‘Land’: Robin Wright’s quietly powerful film about surviving solitude

On her own: A distraught woman looks for solace in the wilds of Wyoming in ‘Land’.

LAND **** (89 minutes) M
A woman devastated by an unspecified event looks to nature for solace through solitude, her hope being that shutting herself off from the world in a remote cabin in the wilds of Wyoming will bring peace and healing to her emotionally tormented heart.

Instinctively, withdrawal from the society sounds like the sensible thing to do, yet the experience soon teaches Edee Mathis (Robin Wright) the value of human connection, that no person is an island no matter how much they delude themselves that self-imposed isolation is the answer to their broken life.

Wright makes her impressive directorial debut in this moving, quietly powerful film that pits the harsh, unforgiving rigours of physical survival against the equally arduous challenge of psychological survival.

With great subtlety and few words – most exchanged with Miguel (Demián Bichir), a local hunter who lends her a much-needed hand – Wright riffs on the notion that while Edee’s physical ordeals are imposed externally, her psychological scars are in some ways more daunting.

Still, deep as they are, she slowly realizes through her scant contact with Miguel, who is suffering from his own trauma, that she has some control over whether she will heal.

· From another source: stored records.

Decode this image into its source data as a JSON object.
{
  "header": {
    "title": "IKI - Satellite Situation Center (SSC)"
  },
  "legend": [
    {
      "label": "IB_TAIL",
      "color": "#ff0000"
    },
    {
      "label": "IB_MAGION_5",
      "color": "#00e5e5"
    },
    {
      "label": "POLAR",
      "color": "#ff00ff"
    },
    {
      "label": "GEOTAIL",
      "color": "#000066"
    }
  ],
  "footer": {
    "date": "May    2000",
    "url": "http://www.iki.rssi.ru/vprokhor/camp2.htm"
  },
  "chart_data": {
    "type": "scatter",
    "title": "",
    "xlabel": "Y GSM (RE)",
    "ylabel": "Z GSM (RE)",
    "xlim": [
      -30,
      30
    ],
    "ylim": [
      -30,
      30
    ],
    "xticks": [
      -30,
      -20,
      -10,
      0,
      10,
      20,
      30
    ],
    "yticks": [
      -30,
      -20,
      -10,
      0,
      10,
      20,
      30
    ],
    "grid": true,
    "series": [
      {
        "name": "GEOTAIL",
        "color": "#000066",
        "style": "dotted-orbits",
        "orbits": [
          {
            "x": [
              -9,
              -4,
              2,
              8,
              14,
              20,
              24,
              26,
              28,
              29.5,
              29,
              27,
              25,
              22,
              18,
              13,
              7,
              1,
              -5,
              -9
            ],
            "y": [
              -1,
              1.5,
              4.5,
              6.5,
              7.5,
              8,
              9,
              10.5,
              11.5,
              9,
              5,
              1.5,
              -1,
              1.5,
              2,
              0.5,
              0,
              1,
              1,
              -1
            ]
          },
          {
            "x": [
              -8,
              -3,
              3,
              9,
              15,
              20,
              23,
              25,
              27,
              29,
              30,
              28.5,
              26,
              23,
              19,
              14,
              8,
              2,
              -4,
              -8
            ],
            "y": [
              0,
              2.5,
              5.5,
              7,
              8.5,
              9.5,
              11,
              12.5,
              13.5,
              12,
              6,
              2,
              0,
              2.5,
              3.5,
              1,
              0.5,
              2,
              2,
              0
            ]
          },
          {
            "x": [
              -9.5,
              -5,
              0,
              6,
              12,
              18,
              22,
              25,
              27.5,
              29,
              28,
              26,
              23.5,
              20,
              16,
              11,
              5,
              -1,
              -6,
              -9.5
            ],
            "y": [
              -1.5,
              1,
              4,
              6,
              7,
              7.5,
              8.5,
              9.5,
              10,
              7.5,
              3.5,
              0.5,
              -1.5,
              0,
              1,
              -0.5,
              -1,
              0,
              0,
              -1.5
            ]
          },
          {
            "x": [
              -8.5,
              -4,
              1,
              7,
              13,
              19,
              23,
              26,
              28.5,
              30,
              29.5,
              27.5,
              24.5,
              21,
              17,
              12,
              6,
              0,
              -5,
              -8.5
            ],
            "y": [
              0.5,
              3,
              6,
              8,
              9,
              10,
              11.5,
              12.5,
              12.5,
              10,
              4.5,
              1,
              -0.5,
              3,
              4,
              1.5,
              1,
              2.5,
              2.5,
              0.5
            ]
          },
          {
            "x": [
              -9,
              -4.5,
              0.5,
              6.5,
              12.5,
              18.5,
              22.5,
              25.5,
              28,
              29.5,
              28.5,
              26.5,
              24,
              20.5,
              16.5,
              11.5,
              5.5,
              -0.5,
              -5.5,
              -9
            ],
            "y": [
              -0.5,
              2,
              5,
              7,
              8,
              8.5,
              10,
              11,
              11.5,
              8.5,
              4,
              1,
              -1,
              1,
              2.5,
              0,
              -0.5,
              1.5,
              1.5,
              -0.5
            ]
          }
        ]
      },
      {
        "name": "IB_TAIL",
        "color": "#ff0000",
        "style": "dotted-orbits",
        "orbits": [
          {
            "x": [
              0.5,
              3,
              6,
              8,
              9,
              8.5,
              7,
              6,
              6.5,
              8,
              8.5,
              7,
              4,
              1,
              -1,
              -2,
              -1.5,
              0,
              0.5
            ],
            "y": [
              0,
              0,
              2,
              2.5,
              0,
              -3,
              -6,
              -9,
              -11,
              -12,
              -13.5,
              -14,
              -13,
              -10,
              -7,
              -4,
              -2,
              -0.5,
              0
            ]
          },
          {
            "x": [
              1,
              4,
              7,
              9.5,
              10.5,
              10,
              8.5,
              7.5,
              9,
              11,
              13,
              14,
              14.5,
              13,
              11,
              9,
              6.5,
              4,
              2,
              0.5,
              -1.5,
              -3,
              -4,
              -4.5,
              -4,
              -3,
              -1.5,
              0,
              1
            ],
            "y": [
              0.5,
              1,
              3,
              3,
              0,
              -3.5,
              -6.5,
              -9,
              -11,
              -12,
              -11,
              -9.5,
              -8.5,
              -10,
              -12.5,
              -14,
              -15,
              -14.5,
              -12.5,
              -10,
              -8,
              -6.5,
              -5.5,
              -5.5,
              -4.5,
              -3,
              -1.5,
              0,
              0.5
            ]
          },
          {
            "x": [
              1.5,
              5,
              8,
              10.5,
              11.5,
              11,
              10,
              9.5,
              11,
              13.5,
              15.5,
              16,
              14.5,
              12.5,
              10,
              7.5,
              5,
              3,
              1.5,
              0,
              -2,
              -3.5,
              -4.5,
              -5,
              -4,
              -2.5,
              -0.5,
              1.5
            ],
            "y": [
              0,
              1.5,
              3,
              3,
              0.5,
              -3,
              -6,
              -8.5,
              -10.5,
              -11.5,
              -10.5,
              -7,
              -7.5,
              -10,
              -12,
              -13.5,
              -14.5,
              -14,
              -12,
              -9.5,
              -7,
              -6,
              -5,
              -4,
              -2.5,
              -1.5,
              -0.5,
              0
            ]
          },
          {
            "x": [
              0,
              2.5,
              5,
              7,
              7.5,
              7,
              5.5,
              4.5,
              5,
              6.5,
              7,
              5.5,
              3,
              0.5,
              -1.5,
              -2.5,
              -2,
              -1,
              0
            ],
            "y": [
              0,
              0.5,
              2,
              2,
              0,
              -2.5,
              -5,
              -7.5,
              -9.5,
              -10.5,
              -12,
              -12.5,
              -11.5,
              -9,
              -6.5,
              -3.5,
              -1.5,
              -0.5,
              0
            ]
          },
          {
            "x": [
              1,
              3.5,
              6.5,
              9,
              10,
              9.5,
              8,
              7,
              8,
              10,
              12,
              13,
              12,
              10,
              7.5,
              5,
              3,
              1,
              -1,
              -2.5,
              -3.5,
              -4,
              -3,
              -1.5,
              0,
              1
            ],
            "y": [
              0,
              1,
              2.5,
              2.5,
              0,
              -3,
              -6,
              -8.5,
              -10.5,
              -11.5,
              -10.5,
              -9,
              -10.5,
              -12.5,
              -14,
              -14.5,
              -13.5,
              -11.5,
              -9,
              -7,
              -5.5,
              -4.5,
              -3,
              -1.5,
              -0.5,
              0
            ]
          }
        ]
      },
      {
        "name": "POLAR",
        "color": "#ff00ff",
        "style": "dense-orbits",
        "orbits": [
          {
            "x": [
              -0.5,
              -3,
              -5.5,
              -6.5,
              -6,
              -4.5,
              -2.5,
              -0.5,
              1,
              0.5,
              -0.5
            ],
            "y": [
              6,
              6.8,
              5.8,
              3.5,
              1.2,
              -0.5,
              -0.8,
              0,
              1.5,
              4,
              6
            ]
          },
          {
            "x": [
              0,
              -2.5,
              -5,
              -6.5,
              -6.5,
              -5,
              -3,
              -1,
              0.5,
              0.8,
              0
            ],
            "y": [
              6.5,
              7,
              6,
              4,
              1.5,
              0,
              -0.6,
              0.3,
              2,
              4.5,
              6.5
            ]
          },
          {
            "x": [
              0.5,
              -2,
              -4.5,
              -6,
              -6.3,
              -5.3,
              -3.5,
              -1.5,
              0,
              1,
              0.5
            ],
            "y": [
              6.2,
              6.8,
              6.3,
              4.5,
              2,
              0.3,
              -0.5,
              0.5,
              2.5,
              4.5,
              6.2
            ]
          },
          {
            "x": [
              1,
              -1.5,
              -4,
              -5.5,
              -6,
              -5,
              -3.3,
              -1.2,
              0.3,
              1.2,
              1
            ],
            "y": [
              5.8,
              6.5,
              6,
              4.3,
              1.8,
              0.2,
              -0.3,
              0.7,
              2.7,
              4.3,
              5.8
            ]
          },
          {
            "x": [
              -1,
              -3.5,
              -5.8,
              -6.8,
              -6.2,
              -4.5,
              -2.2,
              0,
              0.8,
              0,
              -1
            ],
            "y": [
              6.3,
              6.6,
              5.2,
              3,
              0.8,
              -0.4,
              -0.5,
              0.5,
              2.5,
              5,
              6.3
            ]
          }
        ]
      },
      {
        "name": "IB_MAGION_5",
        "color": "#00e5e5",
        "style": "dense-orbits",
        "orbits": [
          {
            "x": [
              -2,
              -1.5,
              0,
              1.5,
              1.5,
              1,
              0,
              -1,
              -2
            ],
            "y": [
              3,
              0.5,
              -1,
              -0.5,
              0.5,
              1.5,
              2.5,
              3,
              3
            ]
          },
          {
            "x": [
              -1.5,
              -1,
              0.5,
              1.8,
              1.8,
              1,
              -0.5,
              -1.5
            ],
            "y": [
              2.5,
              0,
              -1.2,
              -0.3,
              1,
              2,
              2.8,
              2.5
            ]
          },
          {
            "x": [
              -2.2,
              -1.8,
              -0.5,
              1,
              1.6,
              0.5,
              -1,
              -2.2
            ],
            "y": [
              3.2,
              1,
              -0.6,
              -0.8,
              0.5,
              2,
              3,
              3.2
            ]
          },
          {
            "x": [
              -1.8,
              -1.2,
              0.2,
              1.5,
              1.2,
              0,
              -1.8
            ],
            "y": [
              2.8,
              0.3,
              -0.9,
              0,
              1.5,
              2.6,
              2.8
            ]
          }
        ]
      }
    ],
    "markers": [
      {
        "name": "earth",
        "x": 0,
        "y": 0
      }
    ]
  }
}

At times Wright’s direction is lyrical and admirable for its restraint; despite what must have been a temptation, she keeps from revealing too much too soon.

Normally in a scenario like the one presented here (based on a screenplay by Erin Dignam and Jesse Chatham) there would be a drip feed of backstory laying bare what Edee’s issues are.

There are some flashbacks as she heads into the mountains and tries coping with the toil of living in real isolation – no phone, no internet, no vehicle – but we only get hints about the depth of her pain; nothing is mapped out.

The deft use of concealment is a brave dramatic device that can dial up the viewer’s emotional investment in a character’s story by making them sensitive to any nuance or detail that might hint at the backstory.

That really pays off here, the way it did in the Robert Redford film All is Lost.

The cinematography by veteran Bobby Bukowski (Arlington Road; 99 Homes evokes the beauty and threat of the wilderness in equal measure. Exemplary is the use of light to distinguish when Edee’s cabin is a safe haven from cruel nature and when it’s an over-sized coffin, waiting for the wild to claim its sole inhabitant.

The film should play well to discerning adults who enjoyed Nomadland and appreciate how good survival films present life-threatening challenges to both mind and body.

Footnote: Given how saturated we are with Star Wars references and branding these days, it’s very refreshing to see Land use Yoda in a manner that is dramatically meaningful, rather than just for a laugh – though it manages that, too.